The World Food Prize Foundation President Barbara Stinson announced Lal as the winner in an online ceremony in Washington DC ,Thursday 11 June. The ceremony featured pre-recorded remarks from US Secretary of State Mike Pompeo and US Secretary of Agriculture Sonny Perdue.

“The unbound joy and excitement of receiving the 2020 World Food Prize reminds me about the gratitude, privilege and honour of working for farmers from around the world ” Dr. Lal said.

Dr. Lal’s model indicates that restoring soil health can lead to multiple benefits by the year 2100, including more than doubling the global annual grain yield to feed the growing world population, while decreasing the land area under grain cultivation by 30 per cent and decreasing fertiliser use by half. His research led a better understanding of how no-till farming, cover crops, crop residues, mulching, and agroforestry can restore degraded soils, increasing organic matter by sequestering atmospheric carbon in the soil, and help combat rising carbon dioxide levels in the air.

“Dr Lal’s research in soil science shows that the solution to this problem is right under our feet.
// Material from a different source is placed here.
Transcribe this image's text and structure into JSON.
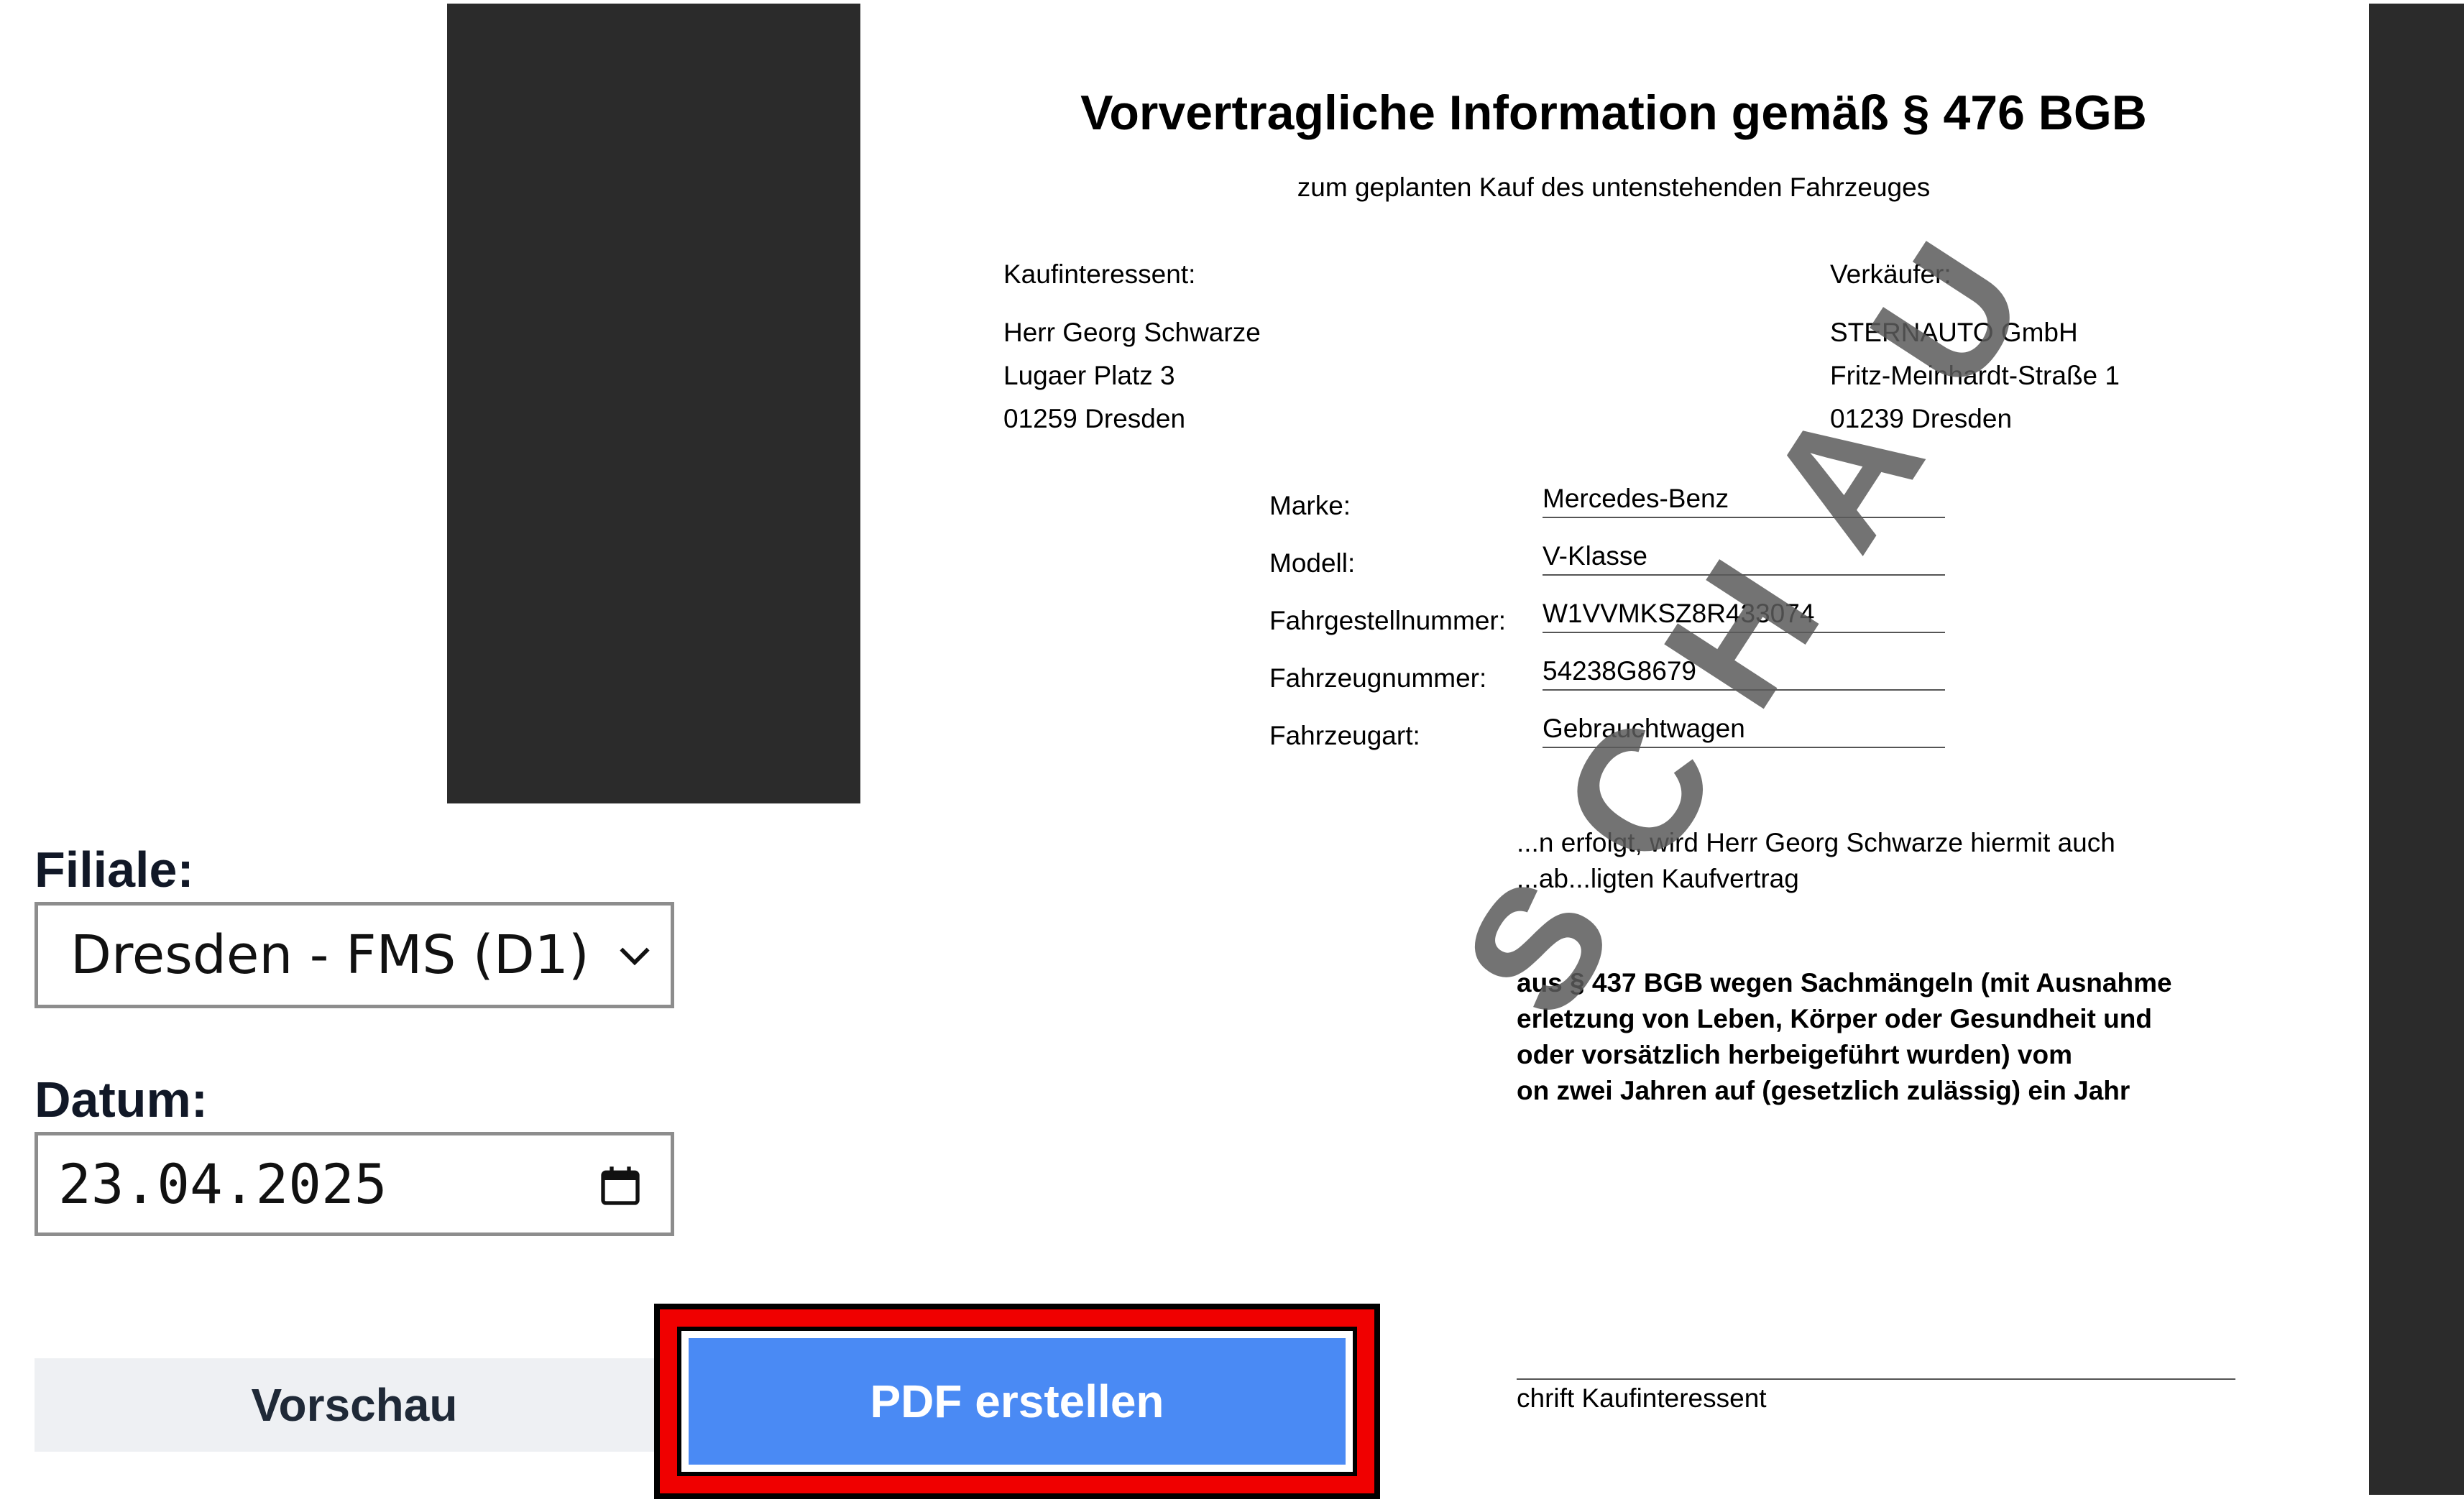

He’s helping the earth’s estimated 500 million small farmers be faithful stewards of their land through improved management, less soil degradation, and the recycling of nutrients. The billions of people who depend on these farms stand to benefit greatly from his work. “- Secretary Pompeo.

The World Food Prize was established by Nobel Peace Prize laureate Norman E Borlaug in 1986.The first recipient of this award was Indian Agricultural Scientist Dr. M. S. Swaminathan in 1987,regarded as “Father of India’s Green Revolution.